Use an LLM to generate the corresponding code to the previous steps. Make sure you understand the Python code. You can ask the LLM to explain the code line by line.
Fix any error generated by the LLM, or any calculation that can be improved, and re-generate the code.
Provide an insight about the previous plots. What can you say about Apple performance in terms of revenue, gross profit, ebit, and marketvalue? Explain with your words.
(Optional) Do an online check, find the most recent 10-K report (annual financial statement) of Apple, and compare 2023 annual sales and EBIT with what you got. You must get the same amount for the annual sales reported at the end of fiscal year (for Apple, the fiscal year is Q3).

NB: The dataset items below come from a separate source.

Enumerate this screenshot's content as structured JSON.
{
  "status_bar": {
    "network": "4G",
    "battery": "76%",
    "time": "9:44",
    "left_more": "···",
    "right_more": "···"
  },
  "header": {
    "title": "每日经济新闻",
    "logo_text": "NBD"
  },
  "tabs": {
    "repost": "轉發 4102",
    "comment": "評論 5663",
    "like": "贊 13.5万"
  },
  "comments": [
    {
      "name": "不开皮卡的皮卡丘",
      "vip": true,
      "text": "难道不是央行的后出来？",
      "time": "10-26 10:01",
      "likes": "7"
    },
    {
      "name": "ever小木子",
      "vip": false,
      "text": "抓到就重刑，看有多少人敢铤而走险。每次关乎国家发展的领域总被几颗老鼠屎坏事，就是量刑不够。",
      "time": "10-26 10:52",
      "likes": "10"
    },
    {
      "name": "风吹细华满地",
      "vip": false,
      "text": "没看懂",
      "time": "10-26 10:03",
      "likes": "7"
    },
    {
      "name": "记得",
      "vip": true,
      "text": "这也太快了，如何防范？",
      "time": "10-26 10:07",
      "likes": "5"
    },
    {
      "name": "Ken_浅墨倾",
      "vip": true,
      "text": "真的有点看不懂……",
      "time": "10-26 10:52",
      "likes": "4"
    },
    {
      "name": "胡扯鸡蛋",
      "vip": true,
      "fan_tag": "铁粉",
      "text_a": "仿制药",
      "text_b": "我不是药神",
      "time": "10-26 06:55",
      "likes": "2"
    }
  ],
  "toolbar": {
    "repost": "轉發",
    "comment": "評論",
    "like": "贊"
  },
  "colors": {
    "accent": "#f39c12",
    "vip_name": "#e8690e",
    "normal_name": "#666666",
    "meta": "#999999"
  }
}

10 CHALLENGE 3. Summary tables to provide data understanding
Using the merged dataset (with all firms), do the following:
Create columns for grossprofit, ebit and marketvalue as you did with the apple_financials dataset
Create a summary table by year with the sum of
revenue
grossprofit
ebit
marketvalue
Using the previous summary table, do a plot to show revenue, grossprofit, ebit and marketvalue over time
Using the previous summary table, create a growth index for each variable to show how many times each variable has grown with respect to the first year. Show a plot to see these indexes over time
Use an LLM to generate the corresponding code to the previous steps. Make sure you understand the Python code. You can ask the LLM to explain the code line by line.
Provide an insight about the previous plots. What can you say about the whole financial market performance in terms of revenue, gross profit, ebit, and marketvalue? Explain with your words.
11 Datacamp online courses
YOU MUST TAKEChapter 1 : Getting to know a dataset from the course: Exploratory Data Analysis in Python
12 W2 submission
The grade of this Workshop will be the following:
Complete (100%): If you submit an ORIGINAL and COMPLETE HTML file with all the activities, with your notes, and with your OWN RESPONSES to questions
Incomplete (75%): If you submit an ORIGINAL HTML file with ALL the activities but you did NOT RESPOND to the questions and/or you did not do all activities and respond to some of the questions.
Very Incomplete (10%-70%): If you complete from 10% to 75% of the workshop or you completed more but parts of your work is a copy-paste from other workshops.
Not submitted (0%)
Remember that you have to submit your Google Colab LINK, and you have to SHARE it with me.